One area where we do need a moratorium is structural change. One of the first things I did as Secretary of State for Health was to announce the end of top down re-organisations of the structure for the foreseeable future. I hope this has eased the sense of waiting for the next upheaval and allowed you the space to concentrate on delivering better clinical outcomes and engendering real cultural change at local level.
The Prime Minister in his major health speech at Kings College earlier this month said that we want to see 3 million foundation trust members by 2012 - up from 1 million today - and give them an even greater say in the workings of their trust. That's 2 million more staff, patients and members of the public playing a direct part in running their local NHS and it gives them an even greater say in the working of their Trust.
But this sort of accountability and patient involvement should not be restricted to acute trusts. Through the work of Lord Darzi’s review, I want to explore ways of improving the legitimacy and accountability of primary care trusts and of the commissioning decisions they make on behalf of their local communities.
As part of this change we also need a new articulation of the rights and responsibilities of a modern 21st century National Health Service.
So this year the Prime Minister and I have commissioned the first ever 'NHS constitution'.

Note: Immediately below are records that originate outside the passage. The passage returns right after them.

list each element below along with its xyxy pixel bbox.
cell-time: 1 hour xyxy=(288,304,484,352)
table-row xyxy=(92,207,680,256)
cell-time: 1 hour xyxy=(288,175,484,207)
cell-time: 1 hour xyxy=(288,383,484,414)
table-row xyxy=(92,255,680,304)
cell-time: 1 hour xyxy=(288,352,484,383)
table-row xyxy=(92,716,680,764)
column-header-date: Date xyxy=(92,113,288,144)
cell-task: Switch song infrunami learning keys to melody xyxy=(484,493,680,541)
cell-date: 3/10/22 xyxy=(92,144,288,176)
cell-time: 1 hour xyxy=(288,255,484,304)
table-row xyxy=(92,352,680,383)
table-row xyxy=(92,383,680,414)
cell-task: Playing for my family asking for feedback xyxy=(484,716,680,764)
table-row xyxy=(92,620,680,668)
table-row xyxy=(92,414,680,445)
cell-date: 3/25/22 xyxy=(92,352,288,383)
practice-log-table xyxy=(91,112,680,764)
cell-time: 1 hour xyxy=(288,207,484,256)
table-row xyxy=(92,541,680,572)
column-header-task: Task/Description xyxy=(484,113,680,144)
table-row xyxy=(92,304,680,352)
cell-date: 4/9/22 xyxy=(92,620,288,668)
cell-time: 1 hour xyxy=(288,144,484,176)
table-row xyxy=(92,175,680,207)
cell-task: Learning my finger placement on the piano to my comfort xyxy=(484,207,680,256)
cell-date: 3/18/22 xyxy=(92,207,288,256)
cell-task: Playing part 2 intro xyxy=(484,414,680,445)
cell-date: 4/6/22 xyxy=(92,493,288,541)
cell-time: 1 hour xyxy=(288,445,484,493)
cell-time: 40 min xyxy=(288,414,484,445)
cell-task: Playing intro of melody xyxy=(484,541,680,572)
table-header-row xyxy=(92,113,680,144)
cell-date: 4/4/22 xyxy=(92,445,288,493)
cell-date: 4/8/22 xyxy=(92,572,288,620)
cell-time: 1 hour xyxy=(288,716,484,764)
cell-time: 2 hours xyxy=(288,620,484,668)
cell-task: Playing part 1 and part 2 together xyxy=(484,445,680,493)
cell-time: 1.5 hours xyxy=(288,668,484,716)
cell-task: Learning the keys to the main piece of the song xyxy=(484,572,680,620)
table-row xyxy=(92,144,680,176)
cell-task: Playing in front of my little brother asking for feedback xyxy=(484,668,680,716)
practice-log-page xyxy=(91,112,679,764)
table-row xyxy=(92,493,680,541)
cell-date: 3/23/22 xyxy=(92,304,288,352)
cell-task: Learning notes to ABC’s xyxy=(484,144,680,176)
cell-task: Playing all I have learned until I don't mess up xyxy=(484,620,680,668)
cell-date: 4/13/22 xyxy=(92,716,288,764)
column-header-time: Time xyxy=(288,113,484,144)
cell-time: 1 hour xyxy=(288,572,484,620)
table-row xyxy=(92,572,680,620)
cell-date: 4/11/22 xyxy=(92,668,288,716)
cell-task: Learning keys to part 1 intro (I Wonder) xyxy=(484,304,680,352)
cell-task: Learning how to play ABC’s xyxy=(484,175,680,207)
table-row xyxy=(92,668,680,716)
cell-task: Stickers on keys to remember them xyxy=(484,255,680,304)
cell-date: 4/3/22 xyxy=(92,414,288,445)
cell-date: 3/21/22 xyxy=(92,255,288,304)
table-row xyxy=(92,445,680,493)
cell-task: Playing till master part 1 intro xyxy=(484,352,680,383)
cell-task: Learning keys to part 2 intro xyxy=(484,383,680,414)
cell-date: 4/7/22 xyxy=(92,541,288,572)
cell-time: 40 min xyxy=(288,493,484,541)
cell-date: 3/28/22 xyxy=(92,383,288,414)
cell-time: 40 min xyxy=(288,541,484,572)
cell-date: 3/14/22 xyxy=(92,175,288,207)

This will cover a number of areas. Patients should know the guarantees of service they can expect. For example the right to treatment within a maximum time after referral from a GP; or the right to be seen in A&E within 4 hours; or the right to screening and advice at certain atges in life.
But we will also set out the responsibilities for individuals that come with these rights.
The responsibility to make good use of NHS resources by turning up for booked appointments. Patients who do not turn up should not have the same entitlement to waiting time guarantees.
The responsibility to respect NHS staff. So those who are abusive and violent in A&E should have these rights removed. I assure you that, contrary to press speculations, there is no question of this constitution introducing an obligation not to smoke or become overweight as a condition of treatment. In any case, the constitution will be widely consulted upon, both in its formulationand eventual approval.
The potential pitfalls facing the NHS today are greater than ever before. But we are investing in our capacity to meet these demands. We employ many more talented people, who have consistently shown that they are capable of rising to whatever challenge the future holds. You in this audience are talented people with vast experience outside the NHS and, like me, you come to the NHS in the main with a fresh perspective. I am enourmously grateful for the work you do.
The relationship we have with you and that you have with the public is changing. Over this year it will evolve further so that together we create a more accountable, more personalised, higher quality service that responds to local needs in a more effective way.
An NHS 60 years on, moving from world-class in some areas to world-class in all areas. Your leadership in this process is absolutely crucial and your obvious commitment will be key to our success.